Poverty elimination initiatives were supplemented by income earning opportunities. Credit linkage of self-help groups, formalisation, and cash-flow based lending to micro-enterprises, PM Mudra Yojana, Stand-Up India, PM SVANidhi and PM Vishwakarma are ensuring capital is available to deprived sections and the informal sector, while the Open Network for Digital Commerce and GeM portal offer market access. Agriculture and cooperative initiatives like the National Cooperative Policy 2025 are also ensuring broad inclusion.
Balanced regional development is not only a political necessity but also an economic necessity, as the costs of migration and concentration in a few economic centres are very high. Aspirational districts and blocks, Smart Cities Mission, integration of Jammu and Kashmir, increased focus on the Northeast, border village, and Mission Purvodaya are efforts to step up development in these neglected regions. The goods and services tax (GST) rollout, infrastructure development, and industrial corridors are extending manufacturing beyond traditional hubs.
Steady reform is the next frontier. Modi’s economic agenda is defined by a consistent push for reforms with a commitment to improve the business climate, lower costs, and foster investment and innovation. This would make businesses competitive. The decade of reforms spanned across sectors. While GST, flexible inflation targeting, and labour codes count as structural reforms, the Income Tax Act 2025, Insolvency and Bankruptcy Code, Real Estate (Regulation and Development) Act, bank recapitalisation, formalisation, deregulation commission, and improving quality of spending are significant reforms.

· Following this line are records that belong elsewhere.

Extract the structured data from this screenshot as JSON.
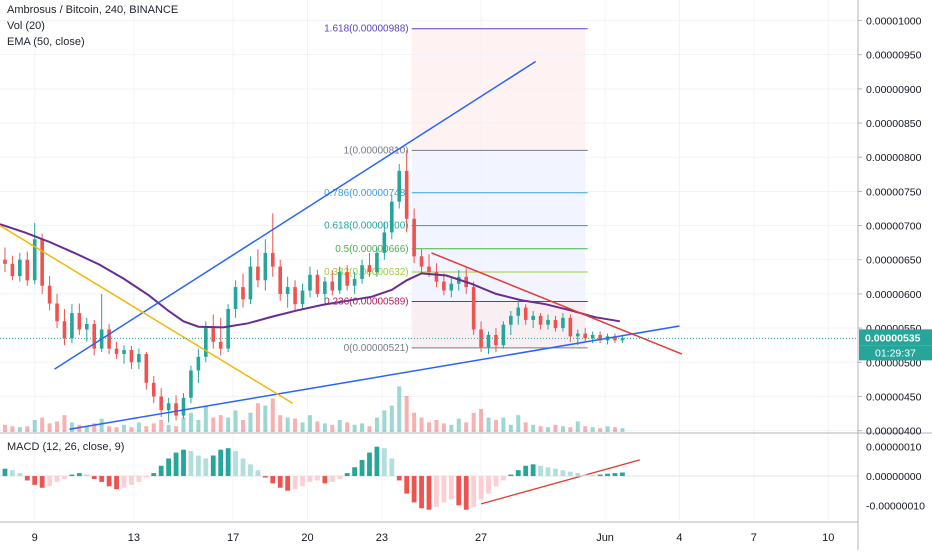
{
  "header": {
    "symbol_line": "Ambrosus / Bitcoin, 240, BINANCE",
    "indicator_volume": "Vol (20)",
    "indicator_ema": "EMA (50, close)"
  },
  "macd": {
    "label": "MACD (12, 26, close, 9)",
    "axis_ticks": [
      {
        "value": 1e-07,
        "label": "0.00000010"
      },
      {
        "value": 0,
        "label": "0.00000000"
      },
      {
        "value": -1e-07,
        "label": "-0.00000010"
      }
    ],
    "ylim": [
      -1.5e-07,
      1.4e-07
    ]
  },
  "price_axis": {
    "ticks": [
      {
        "value": 1e-05,
        "label": "0.00001000"
      },
      {
        "value": 9.5e-06,
        "label": "0.00000950"
      },
      {
        "value": 9e-06,
        "label": "0.00000900"
      },
      {
        "value": 8.5e-06,
        "label": "0.00000850"
      },
      {
        "value": 8e-06,
        "label": "0.00000800"
      },
      {
        "value": 7.5e-06,
        "label": "0.00000750"
      },
      {
        "value": 7e-06,
        "label": "0.00000700"
      },
      {
        "value": 6.5e-06,
        "label": "0.00000650"
      },
      {
        "value": 6e-06,
        "label": "0.00000600"
      },
      {
        "value": 5.5e-06,
        "label": "0.00000550"
      },
      {
        "value": 5e-06,
        "label": "0.00000500"
      },
      {
        "value": 4.5e-06,
        "label": "0.00000450"
      },
      {
        "value": 4e-06,
        "label": "0.00000400"
      }
    ],
    "current_price_label": "0.00000535",
    "countdown_label": "01:29:37"
  },
  "time_axis": {
    "ticks": [
      {
        "label": "9",
        "day": 9
      },
      {
        "label": "13",
        "day": 13
      },
      {
        "label": "17",
        "day": 17
      },
      {
        "label": "20",
        "day": 20
      },
      {
        "label": "23",
        "day": 23
      },
      {
        "label": "27",
        "day": 27
      },
      {
        "label": "Jun",
        "day": 32
      },
      {
        "label": "4",
        "day": 35
      },
      {
        "label": "7",
        "day": 38
      },
      {
        "label": "10",
        "day": 41
      }
    ]
  },
  "fibonacci": {
    "levels": [
      {
        "ratio": 1.618,
        "price": 9.88e-06,
        "label": "1.618(0.00000988)",
        "color": "#5b3fc7"
      },
      {
        "ratio": 1,
        "price": 8.1e-06,
        "label": "1(0.00000810)",
        "color": "#787b86"
      },
      {
        "ratio": 0.786,
        "price": 7.48e-06,
        "label": "0.786(0.00000748)",
        "color": "#3fa0d8"
      },
      {
        "ratio": 0.618,
        "price": 7e-06,
        "label": "0.618(0.00000700)",
        "color": "#26a69a"
      },
      {
        "ratio": 0.5,
        "price": 6.66e-06,
        "label": "0.5(0.00000666)",
        "color": "#4caf50"
      },
      {
        "ratio": 0.382,
        "price": 6.32e-06,
        "label": "0.382(0.00000632)",
        "color": "#9ccc3a"
      },
      {
        "ratio": 0.236,
        "price": 5.89e-06,
        "label": "0.236(0.00000589)",
        "color": "#c2185b"
      },
      {
        "ratio": 0,
        "price": 5.21e-06,
        "label": "0(0.00000521)",
        "color": "#787b86"
      }
    ]
  },
  "chart_data": {
    "type": "candlestick",
    "title": "Ambrosus / Bitcoin, 240, BINANCE",
    "x_unit": "day of May (32 = Jun 1)",
    "ylim": [
      3.98e-06,
      1.03e-05
    ],
    "xlim": [
      7.6,
      42.2
    ],
    "colors": {
      "up": "#26a69a",
      "down": "#ef5350",
      "ema": "#6a2c91",
      "trend": "#2962ff",
      "red_line": "#e53935",
      "yellow_line": "#f0b90b"
    },
    "ema_50": [
      [
        7.6,
        7.02e-06
      ],
      [
        8.6,
        6.9e-06
      ],
      [
        9.6,
        6.76e-06
      ],
      [
        10.6,
        6.6e-06
      ],
      [
        11.6,
        6.43e-06
      ],
      [
        12.6,
        6.22e-06
      ],
      [
        13.6,
        5.98e-06
      ],
      [
        14.4,
        5.75e-06
      ],
      [
        15.0,
        5.6e-06
      ],
      [
        15.6,
        5.52e-06
      ],
      [
        16.6,
        5.51e-06
      ],
      [
        17.6,
        5.57e-06
      ],
      [
        18.6,
        5.67e-06
      ],
      [
        19.6,
        5.76e-06
      ],
      [
        20.6,
        5.84e-06
      ],
      [
        21.6,
        5.9e-06
      ],
      [
        22.6,
        5.96e-06
      ],
      [
        23.4,
        6.06e-06
      ],
      [
        24.0,
        6.2e-06
      ],
      [
        24.6,
        6.3e-06
      ],
      [
        25.6,
        6.27e-06
      ],
      [
        26.6,
        6.15e-06
      ],
      [
        27.6,
        6e-06
      ],
      [
        28.6,
        5.91e-06
      ],
      [
        29.6,
        5.85e-06
      ],
      [
        30.6,
        5.76e-06
      ],
      [
        31.6,
        5.66e-06
      ],
      [
        32.6,
        5.6e-06
      ]
    ],
    "trendlines": [
      {
        "name": "rising-channel-top",
        "from": [
          9.8,
          4.9e-06
        ],
        "to": [
          29.2,
          9.4e-06
        ],
        "color": "#2962ff"
      },
      {
        "name": "rising-support",
        "from": [
          10.4,
          4.02e-06
        ],
        "to": [
          35.0,
          5.53e-06
        ],
        "color": "#2962ff"
      },
      {
        "name": "descending-resistance",
        "from": [
          25.0,
          6.6e-06
        ],
        "to": [
          35.1,
          5.12e-06
        ],
        "color": "#e53935"
      },
      {
        "name": "falling-wedge-top",
        "from": [
          7.6,
          7e-06
        ],
        "to": [
          19.4,
          4.4e-06
        ],
        "color": "#f0b90b"
      },
      {
        "name": "macd-rising-line",
        "from": [
          27.0,
          -9.5e-08
        ],
        "to": [
          33.4,
          5.5e-08
        ],
        "color": "#e53935",
        "pane": "macd"
      }
    ],
    "candles": [
      {
        "day": 7.8,
        "o": 6.5e-06,
        "h": 6.68e-06,
        "l": 6.32e-06,
        "c": 6.44e-06
      },
      {
        "day": 8.1,
        "o": 6.44e-06,
        "h": 6.56e-06,
        "l": 6.2e-06,
        "c": 6.26e-06
      },
      {
        "day": 8.4,
        "o": 6.26e-06,
        "h": 6.6e-06,
        "l": 6.18e-06,
        "c": 6.5e-06
      },
      {
        "day": 8.7,
        "o": 6.5e-06,
        "h": 6.62e-06,
        "l": 6.12e-06,
        "c": 6.2e-06
      },
      {
        "day": 9.0,
        "o": 6.2e-06,
        "h": 7.04e-06,
        "l": 6.14e-06,
        "c": 6.8e-06
      },
      {
        "day": 9.3,
        "o": 6.8e-06,
        "h": 6.88e-06,
        "l": 6e-06,
        "c": 6.12e-06
      },
      {
        "day": 9.6,
        "o": 6.12e-06,
        "h": 6.26e-06,
        "l": 5.76e-06,
        "c": 5.86e-06
      },
      {
        "day": 9.9,
        "o": 5.86e-06,
        "h": 6e-06,
        "l": 5.5e-06,
        "c": 5.6e-06
      },
      {
        "day": 10.2,
        "o": 5.6e-06,
        "h": 5.78e-06,
        "l": 5.25e-06,
        "c": 5.35e-06
      },
      {
        "day": 10.5,
        "o": 5.35e-06,
        "h": 5.85e-06,
        "l": 5.28e-06,
        "c": 5.72e-06
      },
      {
        "day": 10.8,
        "o": 5.72e-06,
        "h": 5.86e-06,
        "l": 5.4e-06,
        "c": 5.48e-06
      },
      {
        "day": 11.1,
        "o": 5.48e-06,
        "h": 5.65e-06,
        "l": 5.3e-06,
        "c": 5.56e-06
      },
      {
        "day": 11.4,
        "o": 5.56e-06,
        "h": 5.62e-06,
        "l": 5.1e-06,
        "c": 5.2e-06
      },
      {
        "day": 11.7,
        "o": 5.2e-06,
        "h": 6e-06,
        "l": 5.15e-06,
        "c": 5.48e-06
      },
      {
        "day": 12.0,
        "o": 5.48e-06,
        "h": 5.56e-06,
        "l": 5.12e-06,
        "c": 5.2e-06
      },
      {
        "day": 12.3,
        "o": 5.2e-06,
        "h": 5.3e-06,
        "l": 5.05e-06,
        "c": 5.12e-06
      },
      {
        "day": 12.6,
        "o": 5.12e-06,
        "h": 5.25e-06,
        "l": 4.98e-06,
        "c": 5.18e-06
      },
      {
        "day": 12.9,
        "o": 5.18e-06,
        "h": 5.24e-06,
        "l": 4.9e-06,
        "c": 5e-06
      },
      {
        "day": 13.2,
        "o": 5e-06,
        "h": 5.2e-06,
        "l": 4.9e-06,
        "c": 5.12e-06
      },
      {
        "day": 13.5,
        "o": 5.12e-06,
        "h": 5.15e-06,
        "l": 4.6e-06,
        "c": 4.7e-06
      },
      {
        "day": 13.8,
        "o": 4.7e-06,
        "h": 4.8e-06,
        "l": 4.4e-06,
        "c": 4.5e-06
      },
      {
        "day": 14.1,
        "o": 4.5e-06,
        "h": 4.62e-06,
        "l": 4.2e-06,
        "c": 4.3e-06
      },
      {
        "day": 14.4,
        "o": 4.3e-06,
        "h": 4.48e-06,
        "l": 4.12e-06,
        "c": 4.4e-06
      },
      {
        "day": 14.7,
        "o": 4.4e-06,
        "h": 4.52e-06,
        "l": 4.15e-06,
        "c": 4.22e-06
      },
      {
        "day": 15.0,
        "o": 4.22e-06,
        "h": 4.55e-06,
        "l": 4.18e-06,
        "c": 4.48e-06
      },
      {
        "day": 15.3,
        "o": 4.48e-06,
        "h": 4.95e-06,
        "l": 4.4e-06,
        "c": 4.88e-06
      },
      {
        "day": 15.6,
        "o": 4.88e-06,
        "h": 5.2e-06,
        "l": 4.7e-06,
        "c": 5.08e-06
      },
      {
        "day": 15.9,
        "o": 5.08e-06,
        "h": 5.6e-06,
        "l": 5e-06,
        "c": 5.5e-06
      },
      {
        "day": 16.2,
        "o": 5.5e-06,
        "h": 5.7e-06,
        "l": 5.2e-06,
        "c": 5.3e-06
      },
      {
        "day": 16.5,
        "o": 5.3e-06,
        "h": 5.65e-06,
        "l": 5.1e-06,
        "c": 5.2e-06
      },
      {
        "day": 16.8,
        "o": 5.2e-06,
        "h": 5.85e-06,
        "l": 5.15e-06,
        "c": 5.78e-06
      },
      {
        "day": 17.1,
        "o": 5.78e-06,
        "h": 6.2e-06,
        "l": 5.65e-06,
        "c": 6.1e-06
      },
      {
        "day": 17.4,
        "o": 6.1e-06,
        "h": 6.3e-06,
        "l": 5.8e-06,
        "c": 5.92e-06
      },
      {
        "day": 17.7,
        "o": 5.92e-06,
        "h": 6.55e-06,
        "l": 5.85e-06,
        "c": 6.4e-06
      },
      {
        "day": 18.0,
        "o": 6.4e-06,
        "h": 6.65e-06,
        "l": 6.1e-06,
        "c": 6.2e-06
      },
      {
        "day": 18.3,
        "o": 6.2e-06,
        "h": 6.8e-06,
        "l": 6.05e-06,
        "c": 6.6e-06
      },
      {
        "day": 18.6,
        "o": 6.6e-06,
        "h": 7.18e-06,
        "l": 6.25e-06,
        "c": 6.4e-06
      },
      {
        "day": 18.9,
        "o": 6.4e-06,
        "h": 6.5e-06,
        "l": 5.9e-06,
        "c": 6e-06
      },
      {
        "day": 19.2,
        "o": 6e-06,
        "h": 6.25e-06,
        "l": 5.8e-06,
        "c": 6.1e-06
      },
      {
        "day": 19.5,
        "o": 6.1e-06,
        "h": 6.2e-06,
        "l": 5.75e-06,
        "c": 5.85e-06
      },
      {
        "day": 19.8,
        "o": 5.85e-06,
        "h": 6.15e-06,
        "l": 5.78e-06,
        "c": 6.05e-06
      },
      {
        "day": 20.1,
        "o": 6.05e-06,
        "h": 6.4e-06,
        "l": 5.95e-06,
        "c": 6.28e-06
      },
      {
        "day": 20.4,
        "o": 6.28e-06,
        "h": 6.35e-06,
        "l": 5.95e-06,
        "c": 6e-06
      },
      {
        "day": 20.7,
        "o": 6e-06,
        "h": 6.25e-06,
        "l": 5.9e-06,
        "c": 6.18e-06
      },
      {
        "day": 21.0,
        "o": 6.18e-06,
        "h": 6.35e-06,
        "l": 5.98e-06,
        "c": 6.05e-06
      },
      {
        "day": 21.3,
        "o": 6.05e-06,
        "h": 6.4e-06,
        "l": 6e-06,
        "c": 6.32e-06
      },
      {
        "day": 21.6,
        "o": 6.32e-06,
        "h": 6.42e-06,
        "l": 6.05e-06,
        "c": 6.12e-06
      },
      {
        "day": 21.9,
        "o": 6.12e-06,
        "h": 6.32e-06,
        "l": 6e-06,
        "c": 6.22e-06
      },
      {
        "day": 22.2,
        "o": 6.22e-06,
        "h": 6.5e-06,
        "l": 6.15e-06,
        "c": 6.42e-06
      },
      {
        "day": 22.5,
        "o": 6.42e-06,
        "h": 6.6e-06,
        "l": 6.25e-06,
        "c": 6.32e-06
      },
      {
        "day": 22.8,
        "o": 6.32e-06,
        "h": 6.68e-06,
        "l": 6.25e-06,
        "c": 6.6e-06
      },
      {
        "day": 23.1,
        "o": 6.6e-06,
        "h": 7.05e-06,
        "l": 6.5e-06,
        "c": 6.9e-06
      },
      {
        "day": 23.4,
        "o": 6.9e-06,
        "h": 7.45e-06,
        "l": 6.8e-06,
        "c": 7.35e-06
      },
      {
        "day": 23.7,
        "o": 7.35e-06,
        "h": 7.9e-06,
        "l": 7.25e-06,
        "c": 7.8e-06
      },
      {
        "day": 24.0,
        "o": 7.8e-06,
        "h": 8.1e-06,
        "l": 6.9e-06,
        "c": 7.1e-06
      },
      {
        "day": 24.3,
        "o": 7.1e-06,
        "h": 7.25e-06,
        "l": 6.45e-06,
        "c": 6.55e-06
      },
      {
        "day": 24.6,
        "o": 6.55e-06,
        "h": 6.65e-06,
        "l": 6.3e-06,
        "c": 6.4e-06
      },
      {
        "day": 24.9,
        "o": 6.4e-06,
        "h": 6.58e-06,
        "l": 6.25e-06,
        "c": 6.32e-06
      },
      {
        "day": 25.2,
        "o": 6.32e-06,
        "h": 6.45e-06,
        "l": 6.1e-06,
        "c": 6.18e-06
      },
      {
        "day": 25.5,
        "o": 6.18e-06,
        "h": 6.3e-06,
        "l": 5.98e-06,
        "c": 6.05e-06
      },
      {
        "day": 25.8,
        "o": 6.05e-06,
        "h": 6.25e-06,
        "l": 5.95e-06,
        "c": 6.15e-06
      },
      {
        "day": 26.1,
        "o": 6.15e-06,
        "h": 6.35e-06,
        "l": 6.05e-06,
        "c": 6.25e-06
      },
      {
        "day": 26.4,
        "o": 6.25e-06,
        "h": 6.4e-06,
        "l": 6e-06,
        "c": 6.1e-06
      },
      {
        "day": 26.7,
        "o": 6.1e-06,
        "h": 6.18e-06,
        "l": 5.4e-06,
        "c": 5.48e-06
      },
      {
        "day": 27.0,
        "o": 5.48e-06,
        "h": 5.6e-06,
        "l": 5.15e-06,
        "c": 5.22e-06
      },
      {
        "day": 27.3,
        "o": 5.22e-06,
        "h": 5.45e-06,
        "l": 5.12e-06,
        "c": 5.4e-06
      },
      {
        "day": 27.6,
        "o": 5.4e-06,
        "h": 5.5e-06,
        "l": 5.15e-06,
        "c": 5.25e-06
      },
      {
        "day": 27.9,
        "o": 5.25e-06,
        "h": 5.6e-06,
        "l": 5.2e-06,
        "c": 5.55e-06
      },
      {
        "day": 28.2,
        "o": 5.55e-06,
        "h": 5.75e-06,
        "l": 5.4e-06,
        "c": 5.68e-06
      },
      {
        "day": 28.5,
        "o": 5.68e-06,
        "h": 5.9e-06,
        "l": 5.55e-06,
        "c": 5.8e-06
      },
      {
        "day": 28.8,
        "o": 5.8e-06,
        "h": 5.85e-06,
        "l": 5.55e-06,
        "c": 5.62e-06
      },
      {
        "day": 29.1,
        "o": 5.62e-06,
        "h": 5.75e-06,
        "l": 5.5e-06,
        "c": 5.68e-06
      },
      {
        "day": 29.4,
        "o": 5.68e-06,
        "h": 5.72e-06,
        "l": 5.48e-06,
        "c": 5.55e-06
      },
      {
        "day": 29.7,
        "o": 5.55e-06,
        "h": 5.7e-06,
        "l": 5.48e-06,
        "c": 5.62e-06
      },
      {
        "day": 30.0,
        "o": 5.62e-06,
        "h": 5.68e-06,
        "l": 5.45e-06,
        "c": 5.5e-06
      },
      {
        "day": 30.3,
        "o": 5.5e-06,
        "h": 5.72e-06,
        "l": 5.45e-06,
        "c": 5.65e-06
      },
      {
        "day": 30.6,
        "o": 5.65e-06,
        "h": 5.7e-06,
        "l": 5.3e-06,
        "c": 5.38e-06
      },
      {
        "day": 30.9,
        "o": 5.38e-06,
        "h": 5.48e-06,
        "l": 5.25e-06,
        "c": 5.42e-06
      },
      {
        "day": 31.2,
        "o": 5.42e-06,
        "h": 5.5e-06,
        "l": 5.3e-06,
        "c": 5.35e-06
      },
      {
        "day": 31.5,
        "o": 5.35e-06,
        "h": 5.45e-06,
        "l": 5.28e-06,
        "c": 5.4e-06
      },
      {
        "day": 31.8,
        "o": 5.4e-06,
        "h": 5.45e-06,
        "l": 5.28e-06,
        "c": 5.32e-06
      },
      {
        "day": 32.1,
        "o": 5.32e-06,
        "h": 5.42e-06,
        "l": 5.26e-06,
        "c": 5.38e-06
      },
      {
        "day": 32.4,
        "o": 5.38e-06,
        "h": 5.42e-06,
        "l": 5.28e-06,
        "c": 5.32e-06
      },
      {
        "day": 32.7,
        "o": 5.32e-06,
        "h": 5.4e-06,
        "l": 5.28e-06,
        "c": 5.35e-06
      }
    ],
    "volume_ratio": [
      0.15,
      0.12,
      0.1,
      0.12,
      0.25,
      0.3,
      0.18,
      0.22,
      0.35,
      0.2,
      0.15,
      0.12,
      0.18,
      0.28,
      0.12,
      0.1,
      0.15,
      0.1,
      0.2,
      0.12,
      0.18,
      0.25,
      0.15,
      0.12,
      0.3,
      0.4,
      0.25,
      0.55,
      0.3,
      0.35,
      0.3,
      0.45,
      0.25,
      0.4,
      0.6,
      0.55,
      0.7,
      0.35,
      0.3,
      0.28,
      0.2,
      0.35,
      0.22,
      0.18,
      0.15,
      0.25,
      0.2,
      0.15,
      0.18,
      0.12,
      0.3,
      0.45,
      0.55,
      0.95,
      0.75,
      0.4,
      0.3,
      0.2,
      0.25,
      0.18,
      0.15,
      0.28,
      0.2,
      0.4,
      0.48,
      0.3,
      0.25,
      0.3,
      0.15,
      0.35,
      0.2,
      0.15,
      0.12,
      0.1,
      0.15,
      0.12,
      0.1,
      0.22,
      0.12,
      0.1,
      0.08,
      0.12,
      0.1,
      0.08
    ],
    "macd_histogram": [
      2.5e-08,
      2e-08,
      1e-08,
      -1.5e-08,
      -3e-08,
      -4e-08,
      -3.5e-08,
      -2e-08,
      -1e-08,
      5e-09,
      1e-08,
      5e-09,
      -1e-08,
      -2e-08,
      -3.5e-08,
      -4.5e-08,
      -4e-08,
      -3e-08,
      -2e-08,
      -5e-09,
      1e-08,
      3.5e-08,
      6e-08,
      8e-08,
      9e-08,
      8.5e-08,
      7e-08,
      6e-08,
      7e-08,
      9e-08,
      9.5e-08,
      8.5e-08,
      6e-08,
      4e-08,
      2e-08,
      -5e-09,
      -2.5e-08,
      -4e-08,
      -5e-08,
      -4.5e-08,
      -3.5e-08,
      -2e-08,
      -1.5e-08,
      -2.5e-08,
      -2e-08,
      -1e-08,
      1e-08,
      3e-08,
      5.5e-08,
      8e-08,
      1e-07,
      9.5e-08,
      6e-08,
      -1.5e-08,
      -6e-08,
      -9e-08,
      -1.1e-07,
      -1.15e-07,
      -1.05e-07,
      -9e-08,
      -8e-08,
      -1e-07,
      -1.15e-07,
      -1.05e-07,
      -8e-08,
      -6e-08,
      -3.5e-08,
      -1.5e-08,
      5e-09,
      2e-08,
      3.5e-08,
      4e-08,
      3.5e-08,
      3e-08,
      2.5e-08,
      2e-08,
      1.5e-08,
      1e-08,
      5e-09,
      3e-09,
      5e-09,
      8e-09,
      1e-08,
      1.2e-08
    ],
    "current_price": 5.35e-06
  }
}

Strengthening domestic manufacturing, including securing supply chains and global market access, is the third frontier. The share of manufacturing is holding steady at 18% in real terms due to domestic demand, structural reforms, infra development, Make in India, production-linked incentives, and free trade agreements (FTAs). Also, India has become a net exporter of defence, toys, and mobiles. By expanding to sunrise sectors, forging more FTAs, and securing energy commodities, critical minerals, and inputs, India intends to raise the share of manufacturing to 25%.
The fourth is focus on R&D, innovation, and fostering productivity growth. India’s labour productivity in value-added terms has nearly doubled, partly explained by structural reforms, a skilled workforce, and increasing share of allied activities in primary sectors, and high-tech manufacturing and services. Even an incremental capital output ratio is seeing a decline and contributing to the stability of current account deficit in a capital-deficit economy. The `1 lakh-crore Research Development and Innovation scheme will foster private sector R&D, reduce import dependence, and strengthen domestic high-tech manufacturing.
The fifth is support for sunrise sectors, as these contribute to growth, employment, climate change goals, and manufacturing by reducing import reliance and building robust global supply chains. Global capability centres, AI, tourism, food processing, wind, solar, electric vehicles, bio-fuels, green hydrogen, biotech, space-tech, fintech, quantum computing, and semiconductors are receiving a thrust.
Modi’s exceptional economic performance, from design to delivery, realised via the sustainable growth paradigm, is guided by the strategic imperative of self-reliance. It serves as the central organising principle that integrates all foundational pillars and strategic frontiers. Rather than promoting isolationism like past models of autarky, this strategy emphasises building domestic capabilities while engaging competitively in global markets.
Active management of economy based on self-reliance and sustainable growth while leveraging the demographic dividend would steer clear of likely challenges including a middle-income trap. It would position India as a developed nation by 2047, one that shapes the global economy.